I mentioned that the algorithm is iterative, but didn’t explain why yet: when we compute the tile alignments, we only do so because we have enough local samples for alignment. We do this for all tiles that match this criteria, but we won’t, for example, be able to align a tile which is in the top of the image, if the bottom hasn’t been reconstructed. Therefore, the iteration happens when we have reconstructed all the tiles we could in one step: then we recompute new reference points, and complete the image, not forgetting, of course, to update our mask to tell that some pixels were completed.

Overall the algorithm is fairly fast, and can be stopped once we have completed all tiles, or after a number of fixed iterations in case of difficulties (often due to the background itself).

One last step

The algorithm we’ve described provides us with a way to "roughly" reconstruct an image, but it doesn’t work like what you’d intuititvely think of mosaic composition, by "moving" 2 panels until they properly align and blend them toghether. Instead, it will reconstruct an image by assembling tiles together, from what is already reconstructed: it is more fine grained, which will fix a number of the issues we’ve faced before: local distorsions, or images which are not properly aligned because the details at the surface at the sun have moved between the moment the first panel was captured and the second one did.

If we stopped there, we would see an image which looks like this:

mosaic reconstructed

We can see a clear horizontal line, which is due to the fact that we’re reconstructing using tiles, and that depending on the alignment of tiles with the "missing" areas, we can have strong or weak artifacts at the borders.
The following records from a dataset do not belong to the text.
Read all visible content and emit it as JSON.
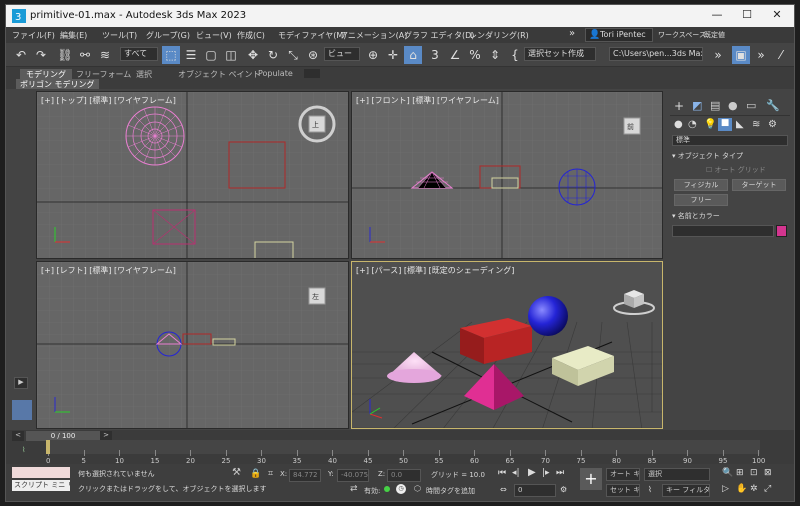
{
  "window": {
    "title": "primitive-01.max - Autodesk 3ds Max 2023",
    "min": "—",
    "max": "☐",
    "close": "✕"
  },
  "menu": {
    "items": [
      "ファイル(F)",
      "編集(E)",
      "ツール(T)",
      "グループ(G)",
      "ビュー(V)",
      "作成(C)",
      "モディファイヤ(M)",
      "アニメーション(A)",
      "グラフ エディタ(D)",
      "レンダリング(R)"
    ],
    "overflow": "»",
    "user": "Tori iPentec",
    "workspace_label": "ワークスペース:",
    "workspace_value": "既定値"
  },
  "toolbar": {
    "filter": "すべて",
    "refcoord": "ビュー",
    "selset": "選択セット作成",
    "path": "C:\\Users\\pen...3ds Max 2023"
  },
  "ribbon": {
    "tabs": [
      "モデリング",
      "フリーフォーム",
      "選択",
      "オブジェクト ペイント",
      "Populate"
    ],
    "sub": "ポリゴン モデリング"
  },
  "viewports": {
    "top": "[+] [トップ] [標準] [ワイヤフレーム]",
    "front": "[+] [フロント] [標準] [ワイヤフレーム]",
    "left": "[+] [レフト] [標準] [ワイヤフレーム]",
    "persp": "[+] [パース] [標準] [既定のシェーディング]",
    "cube_top": "上",
    "cube_front": "前",
    "cube_left": "左"
  },
  "cmdpanel": {
    "category": "標準",
    "rollout_objtype": "オブジェクト タイプ",
    "autogrid": "オート グリッド",
    "btn_physical": "フィジカル",
    "btn_target": "ターゲット",
    "btn_free": "フリー",
    "rollout_name": "名前とカラー",
    "swatch_color": "#d3358f"
  },
  "timeline": {
    "frame": "0 / 100",
    "ticks": [
      "0",
      "5",
      "10",
      "15",
      "20",
      "25",
      "30",
      "35",
      "40",
      "45",
      "50",
      "55",
      "60",
      "65",
      "70",
      "75",
      "80",
      "85",
      "90",
      "95",
      "100"
    ]
  },
  "status": {
    "script": "スクリプト ミニ リス",
    "msg1": "何も選択されていません",
    "msg2": "クリックまたはドラッグをして、オブジェクトを選択します",
    "x_label": "X:",
    "x_val": "84.772",
    "y_label": "Y:",
    "y_val": "-40.075",
    "z_label": "Z:",
    "z_val": "0.0",
    "grid": "グリッド = 10.0",
    "enable": "有効:",
    "addtime": "時間タグを追加",
    "autokey": "オート キー",
    "setkey": "セット キー",
    "selected": "選択",
    "keyfilter": "キー フィルタ...",
    "frame_field": "0"
  }
}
Errors are even more visible in this image in calcium K line:

mosaic error calcium

This time it’s very problematic and we are facing several of the issues we attempted to avoid: details have significantly moved between the north and south panel were captured, which leads to "shadowing" artifacts, and there are also tiling artifacts visible.
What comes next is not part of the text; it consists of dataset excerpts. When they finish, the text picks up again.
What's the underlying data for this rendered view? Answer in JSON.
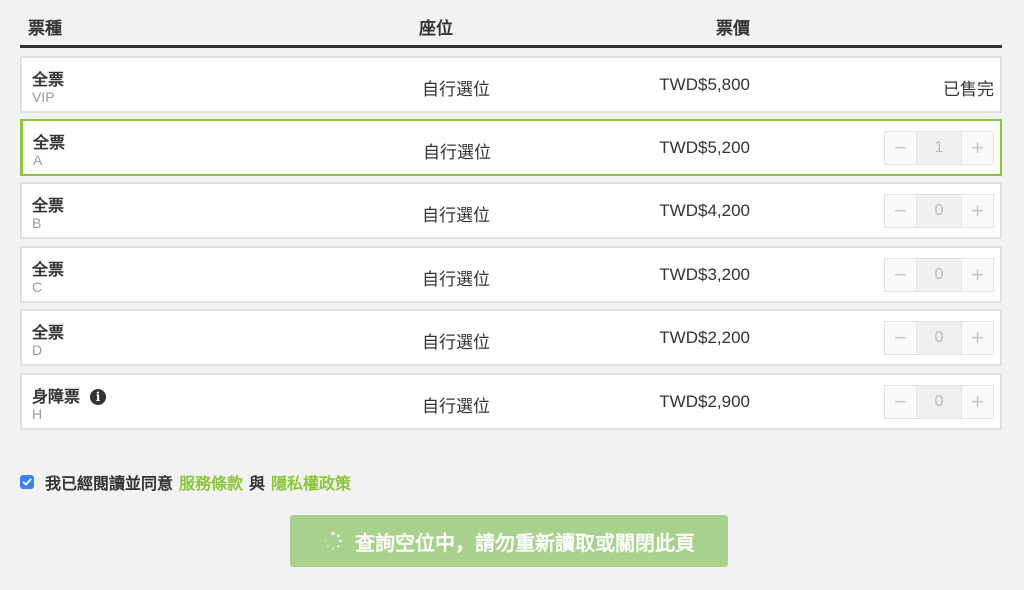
{
  "header": {
    "type": "票種",
    "seat": "座位",
    "price": "票價"
  },
  "tickets": [
    {
      "name": "全票",
      "sub": "VIP",
      "seat": "自行選位",
      "price": "TWD$5,800",
      "status": "已售完"
    },
    {
      "name": "全票",
      "sub": "A",
      "seat": "自行選位",
      "price": "TWD$5,200",
      "qty": "1"
    },
    {
      "name": "全票",
      "sub": "B",
      "seat": "自行選位",
      "price": "TWD$4,200",
      "qty": "0"
    },
    {
      "name": "全票",
      "sub": "C",
      "seat": "自行選位",
      "price": "TWD$3,200",
      "qty": "0"
    },
    {
      "name": "全票",
      "sub": "D",
      "seat": "自行選位",
      "price": "TWD$2,200",
      "qty": "0"
    },
    {
      "name": "身障票",
      "sub": "H",
      "seat": "自行選位",
      "price": "TWD$2,900",
      "qty": "0",
      "info": "i"
    }
  ],
  "stepper": {
    "minus": "−",
    "plus": "+"
  },
  "agreement": {
    "checked": true,
    "text": "我已經閱讀並同意",
    "terms": "服務條款",
    "and": "與",
    "privacy": "隱私權政策"
  },
  "submit": {
    "label": "查詢空位中，請勿重新讀取或關閉此頁"
  },
  "colors": {
    "accent": "#8cc63f",
    "button_bg": "#a9d18e",
    "checkbox": "#3b82f6"
  }
}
However, the image we get is good enough to perform one last step: use it as a reference image in the stacking algorithm we described in the first section of this blog post. The reason stacking works well is because we know we have complete images that we can align. Here, we have roughly reconstructed an image that we can use as a "complete reference". The idea is therefore to take each tile of each panel and "blend" it using the reconstructed reference. Of course, there is one big difference between the stacking in the first section and the stacking we have to do now. We’re not really going to use the reconstructed image, except for aligning tiles together and computing a "weight" for each tile, which depends on the relative luminosity between the reference image tile we’re considering and the corresponding panel tile.

This gives us a pretty good result:

mosaic halpha final
mosaic calcium final

The images we got there are not perfect, which is why I’m not fully satisfied yet, but they are however already quite good, given that it’s all done in a few seconds, using the same software that you’d use to reconstruct Sol’Ex images! In other words, the goal of these features is not to get the same level of quality that you’d get by using your favorite post-processing or mosaic composition software, but good enough to get you a reasonable result in a reasonable amount of time.

For example, on my machine, it takes less than one minute to:

  • stack images of the north and south panels (~10 images to stack)

  • stitch them together in a mosaic

It would have taken several minutes, or even more, using external software, especially for the mosaic part.

Conclusion

In this blog post, I have described how I got to implement 2 algorithms, the stacking algorithm and the mosaic composition one, in JSol’Ex. None of the algorithms were based on any research paper: they were really designed in an "adhoc" way, as my intuition of how things could work. It proved to be quite difficult, and it is very likely that better algorithms are described in the wild: I will consider them for future versions.

Nevertheless, I’m quite happy with the outcome, since, remember, I have started this program as an experiment and for learning purposes only. Now I sincerely hope that it will help you get amazing solar images!